As dificuldades da fase inicial de uma promissora carreira fizeram o novo parlamentar entender a grande, talvez a maior lição da natureza humana.  

Mas como a vida é um permanente aprendizado, tais obstáculos serviram-lhe de estímulo para que, investido do mandato, desse tudo de si e demonstrasse que o voto popular que o guindara ao Poder Legislativo não fora em vão.  

Nabuco, desde logo, deixou isso bem evidente . E, a partir daí, foi presença constante em plenário, exercitando com saber e dignidade o novo mister, ao qual se dedicava na plenitude.  

Sua estréia na tribuna ocorreu no dia 1º de fevereiro de 1879, não tendo sido necessários mais que uns poucos pronunciamentos, para que a Câmara toda percebesse que realmente Nabuco não estava ali à-toa.  

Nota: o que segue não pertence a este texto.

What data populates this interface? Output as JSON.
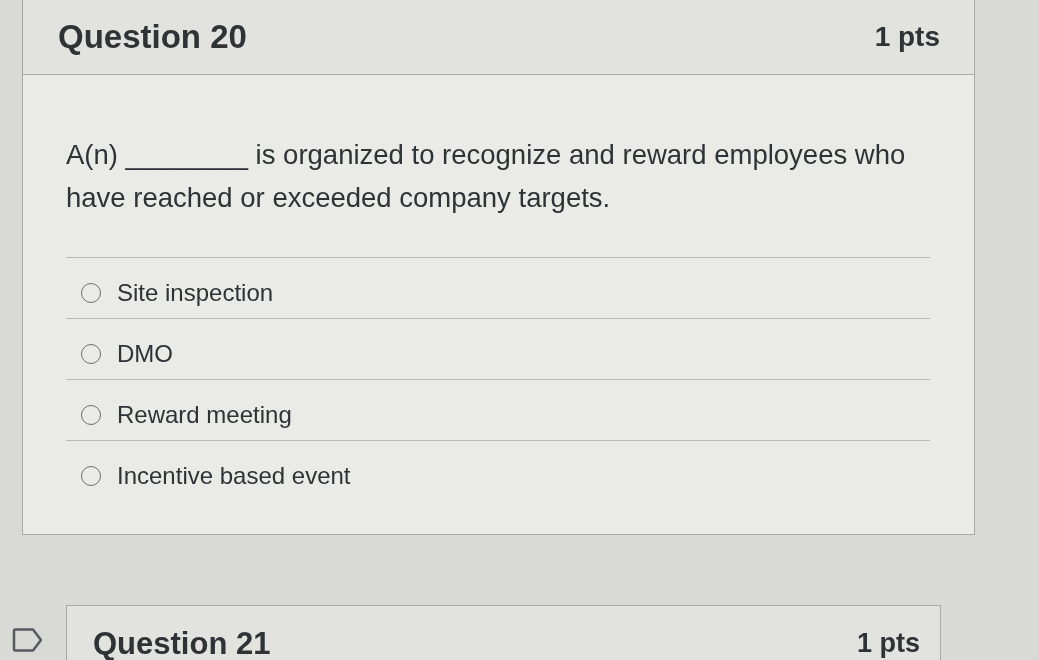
{
  "questions": [
    {
      "title": "Question 20",
      "points": "1 pts",
      "prompt": "A(n) ________ is organized to recognize and reward employees who have reached or exceeded company targets.",
      "options": [
        {
          "label": "Site inspection",
          "selected": false
        },
        {
          "label": "DMO",
          "selected": false
        },
        {
          "label": "Reward meeting",
          "selected": false
        },
        {
          "label": "Incentive based event",
          "selected": false
        }
      ]
    },
    {
      "title": "Question 21",
      "points": "1 pts",
      "flagged": false
    }
  ]
}
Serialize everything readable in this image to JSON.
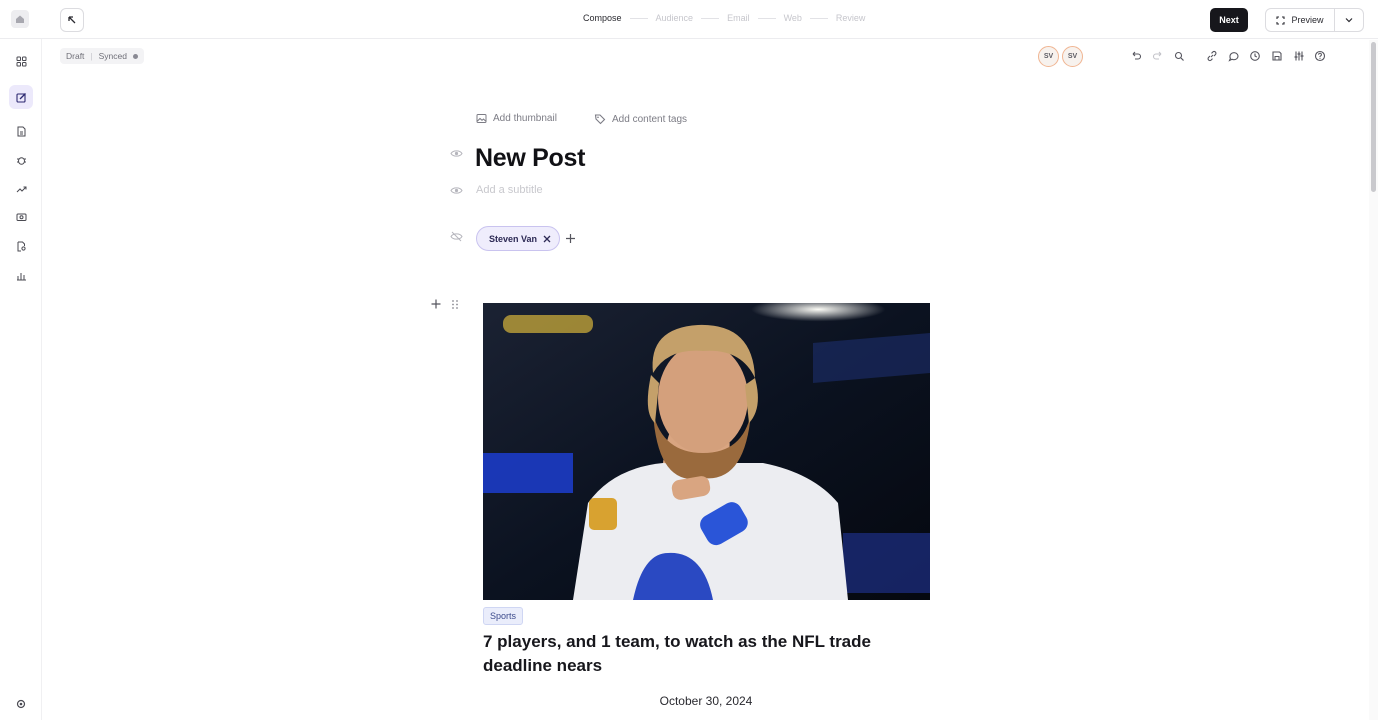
{
  "header": {
    "steps": [
      {
        "label": "Compose",
        "active": true
      },
      {
        "label": "Audience",
        "active": false
      },
      {
        "label": "Email",
        "active": false
      },
      {
        "label": "Web",
        "active": false
      },
      {
        "label": "Review",
        "active": false
      }
    ],
    "next_label": "Next",
    "preview_label": "Preview"
  },
  "sidebar": {
    "items": [
      {
        "icon": "grid-icon",
        "active": false
      },
      {
        "icon": "edit-icon",
        "active": true
      },
      {
        "icon": "document-icon",
        "active": false
      },
      {
        "icon": "bug-icon",
        "active": false
      },
      {
        "icon": "trending-icon",
        "active": false
      },
      {
        "icon": "dollar-card-icon",
        "active": false
      },
      {
        "icon": "file-search-icon",
        "active": false
      },
      {
        "icon": "bar-chart-icon",
        "active": false
      }
    ],
    "settings_icon": "gear-icon"
  },
  "status": {
    "state": "Draft",
    "sync": "Synced"
  },
  "collaborators": [
    "SV",
    "SV"
  ],
  "toolbar": {
    "icons": [
      "undo-icon",
      "redo-icon",
      "search-icon",
      "link-icon",
      "comment-icon",
      "history-icon",
      "save-icon",
      "settings-sliders-icon",
      "help-icon"
    ]
  },
  "editor": {
    "add_thumbnail": "Add thumbnail",
    "add_tags": "Add content tags",
    "title": "New Post",
    "subtitle_placeholder": "Add a subtitle",
    "author": "Steven Van",
    "article": {
      "tag": "Sports",
      "headline": "7 players, and 1 team, to watch as the NFL trade deadline nears",
      "date": "October 30, 2024"
    }
  },
  "colors": {
    "accent": "#ece9fb",
    "primary_button": "#17171c",
    "chip_border": "#c9c3ef"
  }
}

"Vejo uma situação liberal, homens liberais, mas não vejo idéias liberais – dizia Nabuco para que todos os ouvissem. E a isso acrescentava, ainda com maior veemência: "Não há senão um meio para resistir a esse destino implacável; é substituir os grandes homens, que nós perdemos, pelas grandes idéias !"  

Por grande idéia Nabuco entendia a luta pela emancipação dos escravos, fazendo questão, pela postura que desenvolvia, de deixar isso bem claro.  

Essas idéias, i.é, sua opção pelo fim do predomínio escravocrata, eram como que "brasa quente", pelo poder de sua oratória e pela firme convicção com que Joaquim Nabuco levava avante sua quase obstinada luta.  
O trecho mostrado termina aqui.